Goodman Global, Inc.

June 17, 2008

Page 2

 

 

such copies. We have assumed that all signatories were and are legally competent to execute and deliver the documents executed by them.

In rendering the opinions set forth herein, we have further assumed that all documents and public records (including their proper indexing and filing) reviewed were, when reviewed, and continue to be, accurate and complete, and all certifications received from public authorities were, when issued, and continue on the date hereof to be, accurate and complete as to the matters addressed thereby;

Based on the foregoing, and subject to the qualifications and limitations stated herein, we are of the opinion that, as of the date hereof:

1.     The Florida Guarantor is validly existing as a corporation and its status is “active” under the laws of the State of Florida.

2.     The Florida Guarantor has the corporate power and authority to execute, deliver and perform its obligations under the Guarantor Supplemental Indenture and the Guarantees.
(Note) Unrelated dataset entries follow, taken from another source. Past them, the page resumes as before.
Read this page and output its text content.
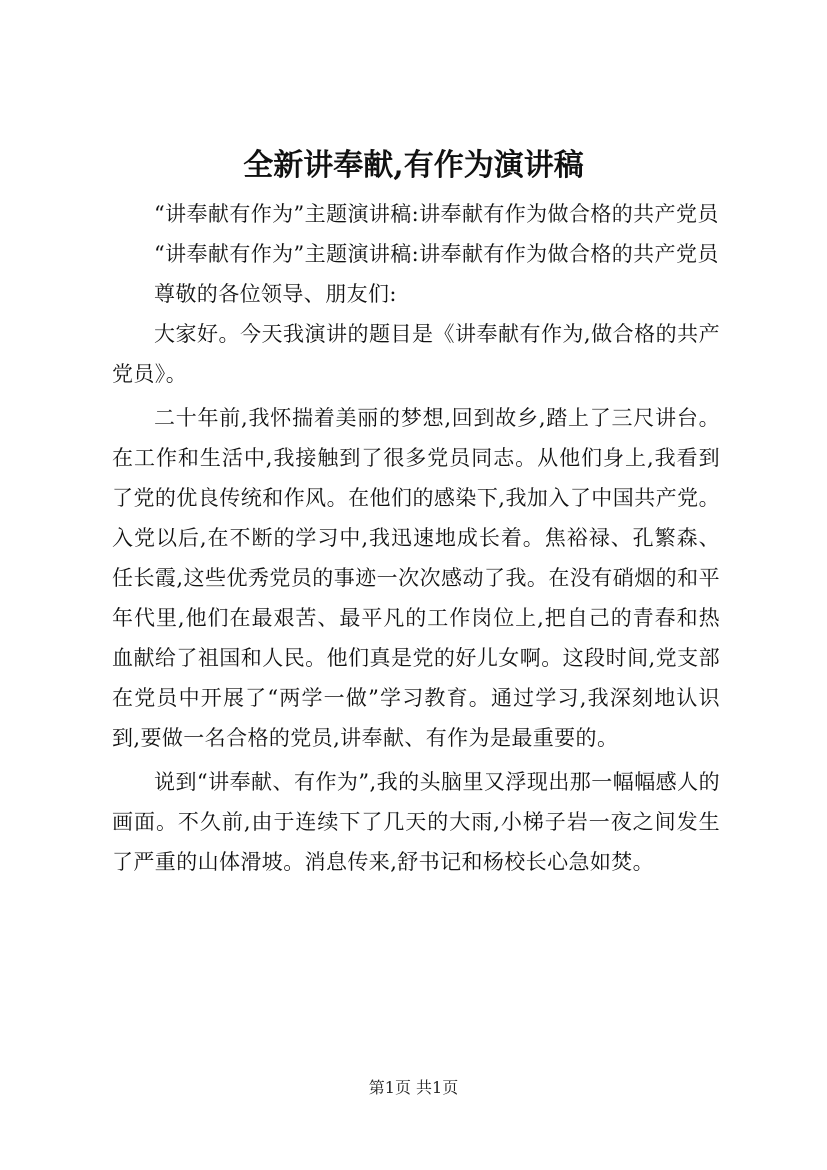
全新讲奉献,有作为演讲稿

“讲奉献有作为”主题演讲稿:讲奉献有作为做合格的共产党员

“讲奉献有作为”主题演讲稿:讲奉献有作为做合格的共产党员

尊敬的各位领导、朋友们:

大家好。今天我演讲的题目是《讲奉献有作为,做合格的共产党员》。

二十年前,我怀揣着美丽的梦想,回到故乡,踏上了三尺讲台。在工作和生活中,我接触到了很多党员同志。从他们身上,我看到了党的优良传统和作风。在他们的感染下,我加入了中国共产党。入党以后,在不断的学习中,我迅速地成长着。焦裕禄、孔繁森、任长霞,这些优秀党员的事迹一次次感动了我。在没有硝烟的和平年代里,他们在最艰苦、最平凡的工作岗位上,把自己的青春和热血献给了祖国和人民。他们真是党的好儿女啊。这段时间,党支部在党员中开展了“两学一做”学习教育。通过学习,我深刻地认识到,要做一名合格的党员,讲奉献、有作为是最重要的。

说到“讲奉献、有作为”,我的头脑里又浮现出那一幅幅感人的画面。不久前,由于连续下了几天的大雨,小梯子岩一夜之间发生了严重的山体滑坡。消息传来,舒书记和杨校长心急如焚。

第1页 共1页
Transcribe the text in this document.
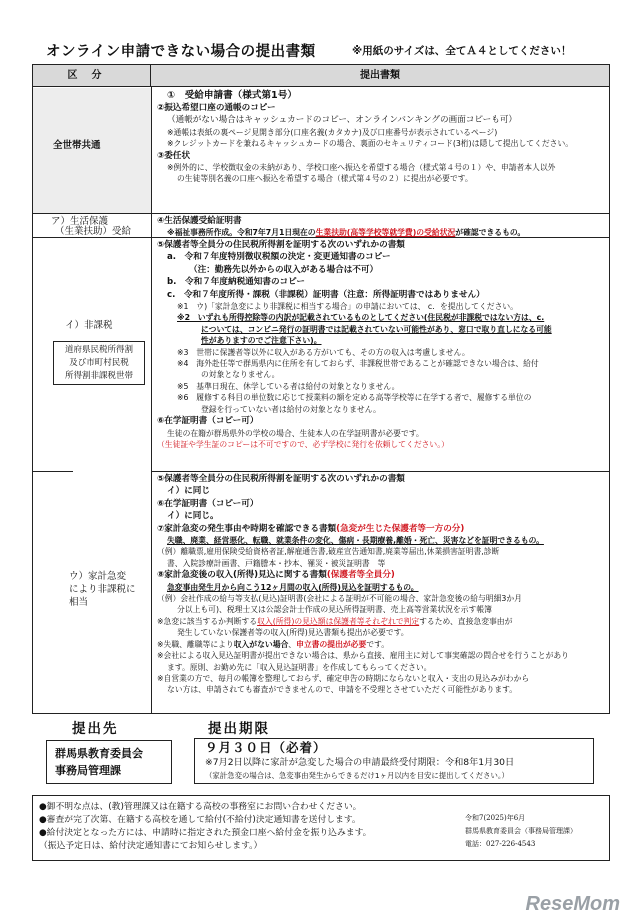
オンライン申請できない場合の提出書類	※用紙のサイズは、全てＡ４としてください！
区分	提出書類
全世帯共通
ア）生活保護
（生業扶助）受給
イ）非課税
道府県民税所得割
及び市町村民税
所得割非課税世帯
ウ）家計急変
により非課税に
相当
①　受給申請書（様式第1号）
②振込希望口座の通帳のコピー
（通帳がない場合はキャッシュカードのコピー、オンラインバンキングの画面コピーも可）
※通帳は表紙の裏ページ見開き部分(口座名義(カタカナ)及び口座番号が表示されているページ)
※クレジットカードを兼ねるキャッシュカードの場合、裏面のセキュリティコード(3桁)は隠して提出してください。
③委任状
※例外的に、学校徴収金の未納があり、学校口座へ振込を希望する場合（様式第４号の１）や、申請者本人以外
の生徒等別名義の口座へ振込を希望する場合（様式第４号の２）に提出が必要です。
④生活保護受給証明書
※福祉事務所作成。令和7年7月1日現在の生業扶助(高等学校等就学費)の受給状況が確認できるもの。
⑤保護者等全員分の住民税所得割を証明する次のいずれかの書類
a.　令和７年度特別徴収税額の決定・変更通知書のコピー
（注：勤務先以外からの収入がある場合は不可）
b.　令和７年度納税通知書のコピー
c.　令和７年度所得・課税（非課税）証明書（注意：所得証明書ではありません）
※1　ウ)「家計急変により非課税に相当する場合」の申請においては、 c．を提出してください。
※2　いずれも所得控除等の内訳が記載されているものとしてください(住民税が非課税ではない方は、c.
については、コンビニ発行の証明書では記載されていない可能性があり、窓口で取り直しになる可能
性がありますのでご注意下さい)。
※3　世帯に保護者等以外に収入がある方がいても、その方の収入は考慮しません。
※4　海外赴任等で群馬県内に住所を有しておらず、非課税世帯であることが確認できない場合は、給付
の対象となりません。
※5　基準日現在、休学している者は給付の対象となりません。
※6　履修する科目の単位数に応じて授業料の額を定める高等学校等に在学する者で、履修する単位の
登録を行っていない者は給付の対象となりません。
⑥在学証明書（コピー可）
生徒の在籍が群馬県外の学校の場合、生徒本人の在学証明書が必要です。
（生徒証や学生証のコピーは不可ですので、必ず学校に発行を依頼してください。）
⑤保護者等全員分の住民税所得割を証明する次のいずれかの書類
イ）に同じ
⑥在学証明書（コピー可）
イ）に同じ。
⑦家計急変の発生事由や時期を確認できる書類(急変が生じた保護者等一方の分)
失職、廃業、経営悪化、転職、就業条件の変化、傷病・長期療養,離婚・死亡、災害などを証明できるもの。
（例）離職票,雇用保険受給資格者証,解雇通告書,破産宣告通知書,廃業等届出,休業損害証明書,診断
書、入院診療計画書、戸籍謄本・抄本、罹災・被災証明書　等
⑧家計急変後の収入(所得)見込に関する書類(保護者等全員分)
急変事由発生月から向こう12ヶ月間の収入(所得)見込を証明するもの。
（例）会社作成の給与等支払(見込)証明書(会社による証明が不可能の場合、家計急変後の給与明細3か月
分以上も可)、税理士又は公認会計士作成の見込所得証明書、売上高等営業状況を示す帳簿
※急変に該当するか判断する収入(所得)の見込額は保護者等それぞれで判定するため、直接急変事由が
発生していない保護者等の収入(所得)見込書類も提出が必要です。
※失職、離職等により収入がない場合、申立書の提出が必要です。
※会社による収入見込証明書が提出できない場合は、県から直接、雇用主に対して事実確認の問合せを行うことがあり
ます。原則、お勤め先に「収入見込証明書」を作成してもらってください。
※自営業の方で、毎月の帳簿を整理しておらず、確定申告の時期にならないと収入・支出の見込みがわから
ない方は、申請されても審査ができませんので、申請を不受理とさせていただく可能性があります。
提出先
群馬県教育委員会
事務局管理課
提出期限
９月３０日（必着）
※7月2日以降に家計が急変した場合の申請最終受付期限：令和8年1月30日
（家計急変の場合は、急変事由発生からできるだけ1ヶ月以内を目安に提出してください。）
●御不明な点は、(教)管理課又は在籍する高校の事務室にお問い合わせください。
●審査が完了次第、在籍する高校を通して給付(不給付)決定通知書を送付します。
●給付決定となった方には、申請時に指定された預金口座へ給付金を振り込みます。
（振込予定日は、給付決定通知書にてお知らせします。）
令和7(2025)年6月
群馬県教育委員会（事務局管理課）
電話：027-226-4543
ReseMom
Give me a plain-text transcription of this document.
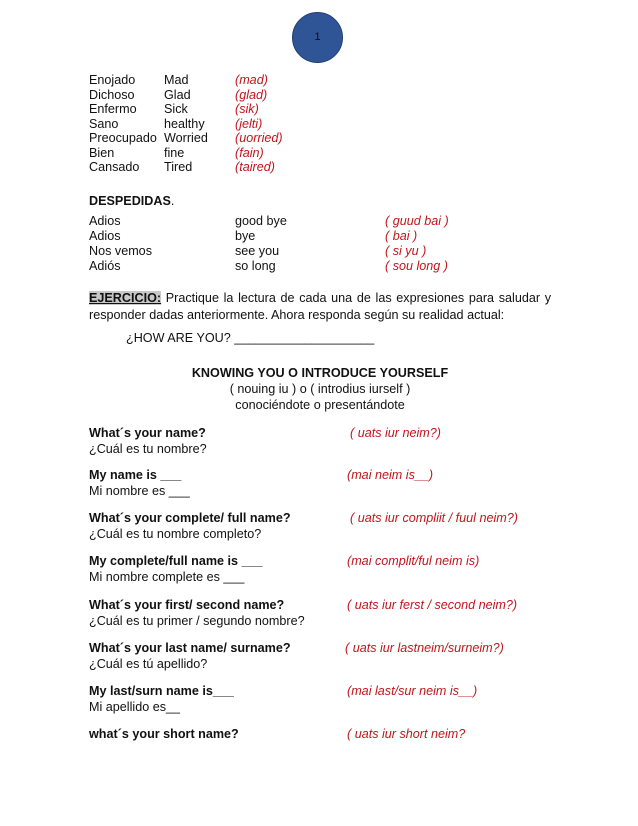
1
Enojado Mad	(mad)
Dichoso Glad	(glad)
Enfermo Sick	(sik)
Sano	healthy (jelti)
Preocupado Worried (uorried)
Bien	fine	(fain)
Cansado Tired	(taired)
DESPEDIDAS.
Adios	good bye	( guud bai )
Adios	bye	( bai )
Nos vemos	see you	( si yu )
Adiós	so long	( sou long )
EJERCICIO: Practique la lectura de cada una de las expresiones para saludar y responder dadas anteriormente. Ahora responda según su realidad actual:
¿HOW ARE YOU? ____________________
KNOWING YOU O INTRODUCE YOURSELF
( nouing iu ) o ( introdius iurself )
conociéndote o presentándote
What´s your name?	( uats iur neim?)
¿Cuál es tu nombre?
My name is ___	(mai neim is__)
Mi nombre es ___
What´s your complete/ full name?	( uats iur compliit / fuul neim?)
¿Cuál es tu nombre completo?
My complete/full name is ___	(mai complit/ful neim is)
Mi nombre complete es ___
What´s your first/ second name?	( uats iur ferst / second neim?)
¿Cuál es tu primer / segundo nombre?
What´s your last name/ surname?	( uats iur lastneim/surneim?)
¿Cuál es tú apellido?
My last/surn name is___	(mai last/sur neim is__)
Mi apellido es__
what´s your short name?	( uats iur short neim?
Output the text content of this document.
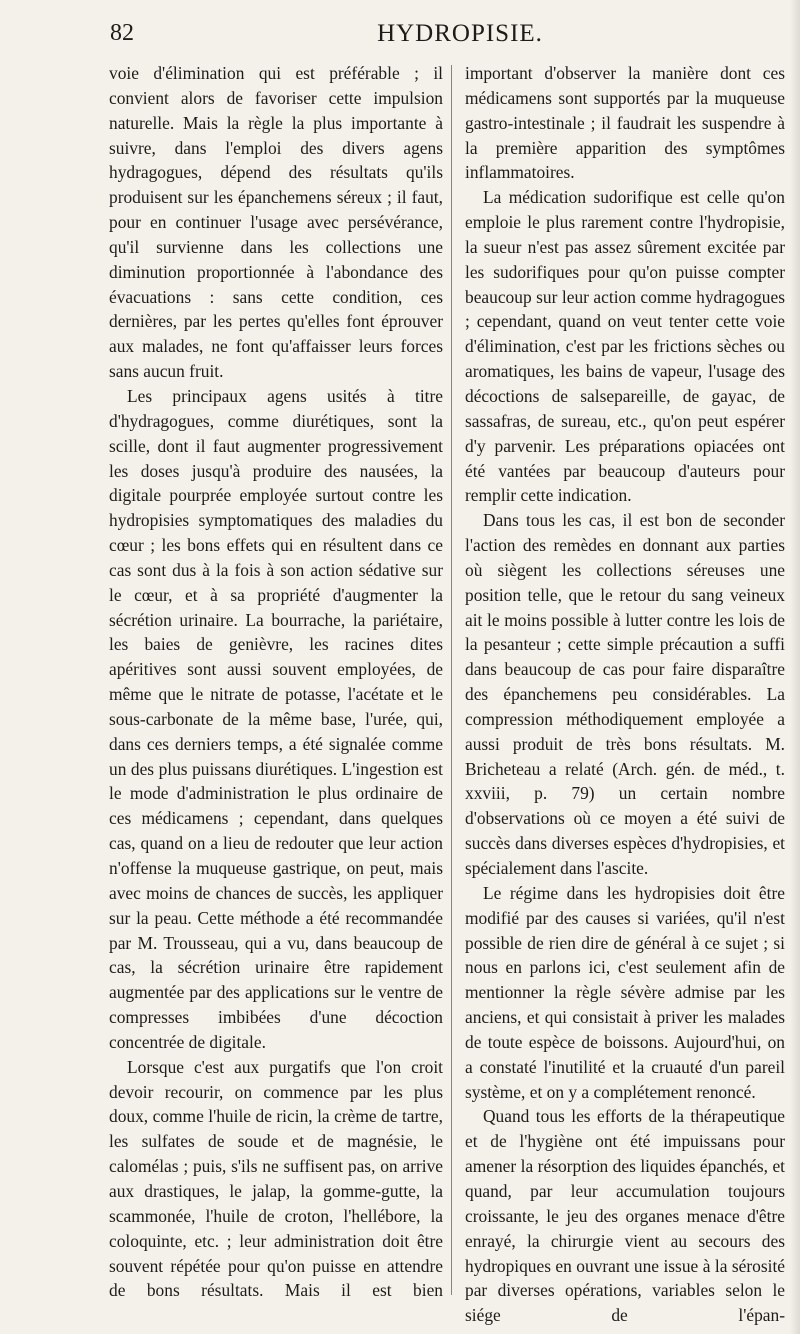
82	HYDROPISIE.

voie d'élimination qui est préférable ; il convient alors de favoriser cette impulsion naturelle. Mais la règle la plus importante à suivre, dans l'emploi des divers agens hydragogues, dépend des résultats qu'ils produisent sur les épanchemens séreux ; il faut, pour en continuer l'usage avec persévérance, qu'il survienne dans les collections une diminution proportionnée à l'abondance des évacuations : sans cette condition, ces dernières, par les pertes qu'elles font éprouver aux malades, ne font qu'affaisser leurs forces sans aucun fruit.

Les principaux agens usités à titre d'hydragogues, comme diurétiques, sont la scille, dont il faut augmenter progressivement les doses jusqu'à produire des nausées, la digitale pourprée employée surtout contre les hydropisies symptomatiques des maladies du cœur ; les bons effets qui en résultent dans ce cas sont dus à la fois à son action sédative sur le cœur, et à sa propriété d'augmenter la sécrétion urinaire. La bourrache, la pariétaire, les baies de genièvre, les racines dites apéritives sont aussi souvent employées, de même que le nitrate de potasse, l'acétate et le sous-carbonate de la même base, l'urée, qui, dans ces derniers temps, a été signalée comme un des plus puissans diurétiques. L'ingestion est le mode d'administration le plus ordinaire de ces médicamens ; cependant, dans quelques cas, quand on a lieu de redouter que leur action n'offense la muqueuse gastrique, on peut, mais avec moins de chances de succès, les appliquer sur la peau. Cette méthode a été recommandée par M. Trousseau, qui a vu, dans beaucoup de cas, la sécrétion urinaire être rapidement augmentée par des applications sur le ventre de compresses imbibées d'une décoction concentrée de digitale.

Lorsque c'est aux purgatifs que l'on croit devoir recourir, on commence par les plus doux, comme l'huile de ricin, la crème de tartre, les sulfates de soude et de magnésie, le calomélas ; puis, s'ils ne suffisent pas, on arrive aux drastiques, le jalap, la gomme-gutte, la scammonée, l'huile de croton, l'hellébore, la coloquinte, etc. ; leur administration doit être souvent répétée pour qu'on puisse en attendre de bons résultats. Mais il est bien

important d'observer la manière dont ces médicamens sont supportés par la muqueuse gastro-intestinale ; il faudrait les suspendre à la première apparition des symptômes inflammatoires.

La médication sudorifique est celle qu'on emploie le plus rarement contre l'hydropisie, la sueur n'est pas assez sûrement excitée par les sudorifiques pour qu'on puisse compter beaucoup sur leur action comme hydragogues ; cependant, quand on veut tenter cette voie d'élimination, c'est par les frictions sèches ou aromatiques, les bains de vapeur, l'usage des décoctions de salsepareille, de gayac, de sassafras, de sureau, etc., qu'on peut espérer d'y parvenir. Les préparations opiacées ont été vantées par beaucoup d'auteurs pour remplir cette indication.

Dans tous les cas, il est bon de seconder l'action des remèdes en donnant aux parties où siègent les collections séreuses une position telle, que le retour du sang veineux ait le moins possible à lutter contre les lois de la pesanteur ; cette simple précaution a suffi dans beaucoup de cas pour faire disparaître des épanchemens peu considérables. La compression méthodiquement employée a aussi produit de très bons résultats. M. Bricheteau a relaté (Arch. gén. de méd., t. xxviii, p. 79) un certain nombre d'observations où ce moyen a été suivi de succès dans diverses espèces d'hydropisies, et spécialement dans l'ascite.

Le régime dans les hydropisies doit être modifié par des causes si variées, qu'il n'est possible de rien dire de général à ce sujet ; si nous en parlons ici, c'est seulement afin de mentionner la règle sévère admise par les anciens, et qui consistait à priver les malades de toute espèce de boissons. Aujourd'hui, on a constaté l'inutilité et la cruauté d'un pareil système, et on y a complétement renoncé.

Quand tous les efforts de la thérapeutique et de l'hygiène ont été impuissans pour amener la résorption des liquides épanchés, et quand, par leur accumulation toujours croissante, le jeu des organes menace d'être enrayé, la chirurgie vient au secours des hydropiques en ouvrant une issue à la sérosité par diverses opérations, variables selon le siége de l'épan-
3.     The execution, delivery and performance by the Florida Guarantor of the Guarantor Supplemental Indenture and the Guarantees has been duly authorized by all necessary corporate action of the Florida Guarantor.

4.     Neither the execution and delivery of the Guarantor Supplemental Indenture and the Guarantees by the Florida Guarantor, nor the performance of the obligations of the Florida Guarantor under the terms thereof, will (a) conflict with or constitute a breach of, or a default under, the articles of incorporation or by-laws of the Florida Guarantor, (b) violate any order, injunction, writ, judgment or decree specifically directed to the Florida Guarantor and identified to us in writing by officers of the Florida Guarantor as being material to the Company and its subsidiaries, taken as a whole, if any, issued by any Florida court or Florida governmental agency, or (c) result in any violation of any Florida statute, rule or regulation.

The opinions expressed herein are also subject to the following qualifications and limitations:

A.     Our opinion in the first sentence of paragraph 1 above is based solely upon a certificate from the Secretary of State, State of Florida, dated June 11, 2008.

B.     We express no opinion with respect to laws becoming effective after the date hereof. This opinion relates only to matters as of the date hereof, and we express no opinion with respect to any circumstance, event, transaction, obligation or performance occurring after the date hereof. We disclaim any obligation to update or supplement this opinion or to advise you of any events occurring or coming to our attention or any developments in areas covered by this opinion that occur after the date of this opinion.

The foregoing opinions may be relied upon by your counsel, Simpson Thacher & Bartlett, LLP, in connection with the filing of the Registration Statement. We hereby consent to the filing of this opinion letter with the Securities and Exchange Commission as Exhibit 5.2 to the Registration Statement and to the use of our name under the caption, “Legal Matters” in the Prospectus included in the Registration Statement.